Le biais de last-click favorise le retargeting : les campagnes de retargeting et les campagnes branded capturent le dernier clic car elles ciblent des gens déjà proches de la conversion. En leur attribuant 100 % du crédit, on sur-investit sur ces canaux et on asphyxie les canaux de découverte qui les alimentent.
L'attribution intra-canal vs inter-canaux : Google Ads attribue naturellement plus de valeur à Google Ads. Facebook Ads à Facebook. Chaque plateforme publie son propre rapport d'attribution avec ses propres règles. La déduplication entre plateformes est indispensable pour éviter de compter plusieurs fois la même vente.

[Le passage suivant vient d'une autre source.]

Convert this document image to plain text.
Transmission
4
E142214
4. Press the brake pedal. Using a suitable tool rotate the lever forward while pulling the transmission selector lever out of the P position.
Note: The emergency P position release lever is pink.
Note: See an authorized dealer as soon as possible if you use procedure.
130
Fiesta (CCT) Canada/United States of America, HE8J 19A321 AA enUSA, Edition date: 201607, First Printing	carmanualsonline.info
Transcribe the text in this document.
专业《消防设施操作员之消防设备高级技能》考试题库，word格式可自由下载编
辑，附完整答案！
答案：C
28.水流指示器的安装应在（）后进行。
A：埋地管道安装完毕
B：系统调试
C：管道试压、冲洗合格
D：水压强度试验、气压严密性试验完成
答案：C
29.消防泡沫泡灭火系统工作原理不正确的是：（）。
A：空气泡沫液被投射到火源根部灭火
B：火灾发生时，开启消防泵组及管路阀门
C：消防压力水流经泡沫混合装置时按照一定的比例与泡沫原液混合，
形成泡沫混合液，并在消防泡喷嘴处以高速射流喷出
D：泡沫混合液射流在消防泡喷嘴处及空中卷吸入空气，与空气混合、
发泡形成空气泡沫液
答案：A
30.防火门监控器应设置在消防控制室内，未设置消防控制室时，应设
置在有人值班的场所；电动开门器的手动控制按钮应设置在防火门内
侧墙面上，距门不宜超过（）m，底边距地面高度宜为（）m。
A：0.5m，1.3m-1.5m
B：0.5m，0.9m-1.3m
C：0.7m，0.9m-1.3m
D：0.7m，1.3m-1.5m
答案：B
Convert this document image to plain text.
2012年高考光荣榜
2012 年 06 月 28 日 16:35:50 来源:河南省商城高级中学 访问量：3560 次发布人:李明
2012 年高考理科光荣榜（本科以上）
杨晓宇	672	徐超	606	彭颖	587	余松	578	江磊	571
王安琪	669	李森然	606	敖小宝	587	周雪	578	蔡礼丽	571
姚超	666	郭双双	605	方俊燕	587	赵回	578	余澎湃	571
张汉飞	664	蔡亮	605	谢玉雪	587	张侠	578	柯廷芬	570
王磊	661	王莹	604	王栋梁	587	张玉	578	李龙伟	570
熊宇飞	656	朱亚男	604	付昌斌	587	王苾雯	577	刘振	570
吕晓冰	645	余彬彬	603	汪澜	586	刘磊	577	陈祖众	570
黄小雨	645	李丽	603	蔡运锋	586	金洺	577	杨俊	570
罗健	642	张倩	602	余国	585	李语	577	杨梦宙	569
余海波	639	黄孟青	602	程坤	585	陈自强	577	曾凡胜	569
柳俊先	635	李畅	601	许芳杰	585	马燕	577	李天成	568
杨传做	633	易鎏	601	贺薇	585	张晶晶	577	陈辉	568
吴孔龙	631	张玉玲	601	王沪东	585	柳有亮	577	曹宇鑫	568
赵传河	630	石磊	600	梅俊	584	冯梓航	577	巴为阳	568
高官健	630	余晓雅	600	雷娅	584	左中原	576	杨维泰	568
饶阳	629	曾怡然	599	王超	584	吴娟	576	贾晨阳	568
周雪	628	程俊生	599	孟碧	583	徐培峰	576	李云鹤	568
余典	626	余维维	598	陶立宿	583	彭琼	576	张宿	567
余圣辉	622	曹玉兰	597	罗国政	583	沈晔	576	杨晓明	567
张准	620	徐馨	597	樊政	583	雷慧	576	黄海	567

L'attribution view-through : certaines plateformes (Meta, YouTube) comptabilisent les conversions des utilisateurs qui ont vu une publicité sans cliquer dessus, dans une fenêtre de 1 à 7 jours. Ce crédit "impression" peut gonfler artificiellement les performances déclarées des canaux display et vidéo.
Une partie des conversions ne peut pas être tracée : c'est le dark social. Les partages par messagerie (WhatsApp, Messenger, SMS), les recherches directes de marque sans clic trackable, les recommandations bouche-à-oreille, les podcasts et les newsletters sans liens de tracking propres, tout cela génère du trafic et des conversions invisibles dans Google Analytics.
En pratique, le trafic catégorisé "direct" dans les outils d'analytics est souvent en partie du dark social non réconcilié. Pour les marques B2B où LinkedIn DM et recommandations internes jouent un rôle important, cette part peut être considérable. Des enquêtes post-achat ("Comment avez-vous entendu parler de nous ?") complètent utilement l'attribution basée sur les outils.
Pour une stratégie orientée performance : commencer par le data-driven dans GA4 si le volume le permet. À défaut, le position-based est un compromis raisonnable qui valorise à la fois la découverte (premier touch) et la conversion (dernier touch).
Pour mesurer le top of funnel : le premier clic ou le position-based est plus adapté que le dernier clic, qui invisible les canaux de sensibilisation.
Ne pas utiliser un seul modèle en absolu : comparer les performances des canaux sous plusieurs modèles donne plus de nuance que d'en choisir un seul. Un canal qui performe bien en premier clic ET en dernier clic est probablement vraiment efficace.
Les tests de géo-lift et les études d'incrémentalité : la méthode la plus rigoureuse pour mesurer l'impact réel d'un canal est de couper les dépenses sur une zone géographique ou un segment et de mesurer l'impact sur les ventes. Ces tests d'incrémentalité contournent les biais des modèles d'attribution basés sur les clics.